In the space, the heat conductor 30 is disposed so as to cover the lead wires 14 of the plurality of ultrasonic speakers 10. The heat conductor 30 has a single elongated shape, and is folded so as to be disposed through the gap between the lead wires 14. In this configuration, the heat conductor 30 is disposed in contact with all the lead wires 14 and in contact with the housing 50.

Also in this case, substantially the same effect as the above (1a) can be obtained.

(2b) A plurality of functions of one element in the above embodiment may be implemented by a plurality of elements, or one function of one element may be implemented by a plurality of elements. Further, a plurality of functions of a plurality of elements may be implemented by one element, or one function implemented by a plurality of elements may be implemented by one element. A part of the configuration of the above embodiment may be omitted. At least a part of the configuration of the above embodiment may be added to or replaced with another configuration of the above embodiment. All modes included in the technical idea identified by the wording described in the claims correspond to embodiments of the present disclosure.

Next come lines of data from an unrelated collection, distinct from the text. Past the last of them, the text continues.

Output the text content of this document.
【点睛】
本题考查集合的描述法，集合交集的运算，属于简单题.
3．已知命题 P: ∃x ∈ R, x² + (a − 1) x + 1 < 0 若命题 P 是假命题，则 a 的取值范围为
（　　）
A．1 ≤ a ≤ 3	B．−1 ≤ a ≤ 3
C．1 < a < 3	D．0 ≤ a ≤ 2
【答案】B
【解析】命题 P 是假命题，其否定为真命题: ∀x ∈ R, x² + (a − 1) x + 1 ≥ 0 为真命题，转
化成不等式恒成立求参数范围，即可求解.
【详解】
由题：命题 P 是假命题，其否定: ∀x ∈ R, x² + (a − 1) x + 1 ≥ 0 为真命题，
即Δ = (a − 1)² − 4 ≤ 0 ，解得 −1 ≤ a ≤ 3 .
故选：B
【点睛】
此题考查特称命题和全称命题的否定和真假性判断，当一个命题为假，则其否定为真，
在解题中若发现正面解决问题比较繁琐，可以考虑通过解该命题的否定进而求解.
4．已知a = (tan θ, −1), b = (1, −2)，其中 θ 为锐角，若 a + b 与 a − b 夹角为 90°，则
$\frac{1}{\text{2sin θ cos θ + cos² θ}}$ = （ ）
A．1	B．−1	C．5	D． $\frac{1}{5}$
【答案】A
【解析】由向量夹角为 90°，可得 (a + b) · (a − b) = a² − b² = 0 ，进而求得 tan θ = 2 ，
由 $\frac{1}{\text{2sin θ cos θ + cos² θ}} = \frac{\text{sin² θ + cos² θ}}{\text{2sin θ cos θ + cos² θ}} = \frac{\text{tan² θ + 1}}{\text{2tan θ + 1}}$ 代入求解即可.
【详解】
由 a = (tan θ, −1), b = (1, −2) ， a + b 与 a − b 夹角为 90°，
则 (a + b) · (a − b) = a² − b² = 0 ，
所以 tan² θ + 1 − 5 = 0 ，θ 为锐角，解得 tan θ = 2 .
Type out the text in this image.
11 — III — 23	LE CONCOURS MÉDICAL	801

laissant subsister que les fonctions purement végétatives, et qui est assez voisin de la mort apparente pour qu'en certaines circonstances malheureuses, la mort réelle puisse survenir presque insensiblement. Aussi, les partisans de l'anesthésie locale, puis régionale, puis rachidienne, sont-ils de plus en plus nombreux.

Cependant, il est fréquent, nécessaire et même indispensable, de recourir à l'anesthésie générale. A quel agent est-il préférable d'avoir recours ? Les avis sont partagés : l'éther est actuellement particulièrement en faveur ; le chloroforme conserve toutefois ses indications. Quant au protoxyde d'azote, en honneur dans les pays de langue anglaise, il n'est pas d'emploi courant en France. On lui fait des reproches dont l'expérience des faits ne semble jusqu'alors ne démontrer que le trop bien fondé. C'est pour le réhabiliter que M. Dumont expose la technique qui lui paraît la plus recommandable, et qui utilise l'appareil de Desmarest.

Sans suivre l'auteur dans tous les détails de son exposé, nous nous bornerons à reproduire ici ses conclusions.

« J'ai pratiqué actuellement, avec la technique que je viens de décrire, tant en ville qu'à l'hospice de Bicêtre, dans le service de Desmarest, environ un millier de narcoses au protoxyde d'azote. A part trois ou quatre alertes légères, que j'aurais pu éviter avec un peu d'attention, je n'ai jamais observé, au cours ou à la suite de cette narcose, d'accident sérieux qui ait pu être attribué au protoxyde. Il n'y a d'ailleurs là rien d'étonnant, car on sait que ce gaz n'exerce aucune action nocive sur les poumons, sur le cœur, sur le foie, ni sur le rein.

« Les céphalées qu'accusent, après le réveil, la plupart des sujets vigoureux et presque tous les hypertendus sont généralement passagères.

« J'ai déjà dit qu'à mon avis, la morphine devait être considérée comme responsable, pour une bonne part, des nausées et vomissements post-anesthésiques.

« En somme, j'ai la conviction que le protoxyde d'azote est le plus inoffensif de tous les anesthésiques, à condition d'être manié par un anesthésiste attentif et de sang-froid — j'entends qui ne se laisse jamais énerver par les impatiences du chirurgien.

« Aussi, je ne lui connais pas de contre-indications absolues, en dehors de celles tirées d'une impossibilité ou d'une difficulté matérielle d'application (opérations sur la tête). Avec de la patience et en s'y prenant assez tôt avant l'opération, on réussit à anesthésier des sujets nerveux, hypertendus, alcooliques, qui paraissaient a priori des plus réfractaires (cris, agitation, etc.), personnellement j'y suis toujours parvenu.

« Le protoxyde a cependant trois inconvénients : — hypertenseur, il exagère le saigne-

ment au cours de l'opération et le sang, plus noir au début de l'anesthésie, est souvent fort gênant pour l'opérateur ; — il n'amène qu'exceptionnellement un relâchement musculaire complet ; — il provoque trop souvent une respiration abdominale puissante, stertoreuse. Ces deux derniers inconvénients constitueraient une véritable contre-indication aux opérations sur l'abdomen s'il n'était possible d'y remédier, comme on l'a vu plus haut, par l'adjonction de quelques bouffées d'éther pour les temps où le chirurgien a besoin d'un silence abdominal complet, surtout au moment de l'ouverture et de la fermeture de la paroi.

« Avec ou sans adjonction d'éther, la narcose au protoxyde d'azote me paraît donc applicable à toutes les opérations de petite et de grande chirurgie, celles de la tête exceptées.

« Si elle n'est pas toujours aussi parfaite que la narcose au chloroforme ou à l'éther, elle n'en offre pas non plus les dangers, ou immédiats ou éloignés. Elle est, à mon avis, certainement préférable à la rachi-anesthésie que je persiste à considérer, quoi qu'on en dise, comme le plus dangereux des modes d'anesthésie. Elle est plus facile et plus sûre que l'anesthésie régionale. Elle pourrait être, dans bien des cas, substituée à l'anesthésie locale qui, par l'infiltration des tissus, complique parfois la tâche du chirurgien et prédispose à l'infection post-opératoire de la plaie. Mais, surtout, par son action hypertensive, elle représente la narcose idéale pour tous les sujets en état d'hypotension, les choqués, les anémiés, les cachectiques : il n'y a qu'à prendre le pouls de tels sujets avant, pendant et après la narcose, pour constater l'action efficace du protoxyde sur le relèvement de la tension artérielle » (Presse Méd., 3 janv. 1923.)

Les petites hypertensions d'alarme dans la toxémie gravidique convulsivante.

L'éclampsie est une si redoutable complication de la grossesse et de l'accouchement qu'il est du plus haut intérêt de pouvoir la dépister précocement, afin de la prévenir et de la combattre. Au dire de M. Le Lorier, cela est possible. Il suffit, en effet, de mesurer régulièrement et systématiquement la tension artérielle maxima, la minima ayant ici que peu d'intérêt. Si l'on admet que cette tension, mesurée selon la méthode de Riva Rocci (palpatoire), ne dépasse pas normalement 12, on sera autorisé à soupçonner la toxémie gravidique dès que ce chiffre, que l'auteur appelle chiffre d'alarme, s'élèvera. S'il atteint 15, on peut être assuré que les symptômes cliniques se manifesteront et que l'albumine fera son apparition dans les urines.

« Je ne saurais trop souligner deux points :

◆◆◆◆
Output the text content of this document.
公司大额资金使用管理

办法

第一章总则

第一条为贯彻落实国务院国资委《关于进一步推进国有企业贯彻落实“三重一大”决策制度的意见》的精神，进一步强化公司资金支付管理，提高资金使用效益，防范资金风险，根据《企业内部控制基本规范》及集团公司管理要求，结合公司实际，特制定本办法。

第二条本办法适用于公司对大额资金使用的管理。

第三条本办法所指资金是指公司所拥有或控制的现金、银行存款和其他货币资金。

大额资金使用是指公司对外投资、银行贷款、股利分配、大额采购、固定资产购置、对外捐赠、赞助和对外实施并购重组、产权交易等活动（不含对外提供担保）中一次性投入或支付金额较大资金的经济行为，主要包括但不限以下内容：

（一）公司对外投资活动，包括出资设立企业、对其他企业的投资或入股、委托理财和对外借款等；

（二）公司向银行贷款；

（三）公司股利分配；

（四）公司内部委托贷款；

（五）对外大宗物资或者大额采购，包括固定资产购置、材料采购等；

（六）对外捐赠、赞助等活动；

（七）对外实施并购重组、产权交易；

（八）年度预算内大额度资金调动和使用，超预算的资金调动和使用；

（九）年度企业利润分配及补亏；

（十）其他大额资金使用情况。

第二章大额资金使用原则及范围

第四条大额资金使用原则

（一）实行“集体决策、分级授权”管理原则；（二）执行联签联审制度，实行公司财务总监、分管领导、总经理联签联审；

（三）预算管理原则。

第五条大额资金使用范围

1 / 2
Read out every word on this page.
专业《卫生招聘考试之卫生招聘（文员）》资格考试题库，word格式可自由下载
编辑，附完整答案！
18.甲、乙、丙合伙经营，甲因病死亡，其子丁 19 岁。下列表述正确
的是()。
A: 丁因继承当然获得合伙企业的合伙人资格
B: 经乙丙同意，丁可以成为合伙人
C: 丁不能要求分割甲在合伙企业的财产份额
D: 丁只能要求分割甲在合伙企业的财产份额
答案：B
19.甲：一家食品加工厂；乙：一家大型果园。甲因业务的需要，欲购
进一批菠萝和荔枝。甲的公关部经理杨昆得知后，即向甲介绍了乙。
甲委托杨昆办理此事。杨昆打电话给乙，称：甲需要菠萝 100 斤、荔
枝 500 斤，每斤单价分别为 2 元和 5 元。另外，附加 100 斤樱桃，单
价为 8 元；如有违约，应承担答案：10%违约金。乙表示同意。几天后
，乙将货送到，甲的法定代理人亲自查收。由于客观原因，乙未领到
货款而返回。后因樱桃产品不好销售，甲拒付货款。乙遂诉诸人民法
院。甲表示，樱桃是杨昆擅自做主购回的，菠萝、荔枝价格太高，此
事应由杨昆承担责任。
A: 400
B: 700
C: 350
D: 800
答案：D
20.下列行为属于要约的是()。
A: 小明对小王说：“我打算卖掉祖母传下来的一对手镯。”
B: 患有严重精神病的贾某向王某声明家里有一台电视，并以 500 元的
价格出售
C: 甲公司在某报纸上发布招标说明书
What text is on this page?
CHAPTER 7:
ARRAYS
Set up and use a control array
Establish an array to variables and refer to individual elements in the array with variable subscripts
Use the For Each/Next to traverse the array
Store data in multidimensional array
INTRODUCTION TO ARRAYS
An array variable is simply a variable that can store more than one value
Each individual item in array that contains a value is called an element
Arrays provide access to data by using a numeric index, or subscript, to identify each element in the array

(2c) In addition to the above described ultrasonic wave output devices 1, 2, the present disclosure can be implemented in various forms such as a system which includes the ultrasonic wave output device 1, 2 as a component.

3. Correspondence Relation Between the Configuration of the Present Embodiments and the Configuration of the Present Disclosure

The ultrasonic speaker 10 in the embodiment corresponds to an ultrasonic wave output portion in the present disclosure, and the housing 20, 50 in the embodiment correspond to a hold portion in the present disclosure. In addition, the heat radiation gel 31 in the embodiment corresponds to a heat medium in the present disclosure, and the gel enclosure 32 in the embodiment corresponds to an accommodation portion in the present disclosure.

Claims

1. An ultrasonic wave output device comprising: at least one ultrasonic wave output portion that includes at least one lead wire to which an input signal is input, and is configured to output an ultrasonic wave in response to the input signal;a hold portion that has a space inside, and holds the at least one ultrasonic wave output portion outside the space with the at least one lead wire inserted in the space; anda heat conductor that is in contact with an inner wall of the space and the at least one lead wire, and has a thermal conductivity higher than a thermal conductivity of air,whereinthe heat conductor further includes: a heat medium provided by a gel-like substance or a liquid substance having a thermal conductivity higher than the thermal conductivity of air; andan accommodation portion having a bag shape with a closed end, and disposed in the space of the hold portion in a state in which the heat medium is accommodated.

2. The ultrasonic wave output device according to claim 1, wherein the accommodation portion is constituted as an insulator.

3. The ultrasonic wave output device according to claim 1, wherein the heat medium is provided by a heat radiation gel.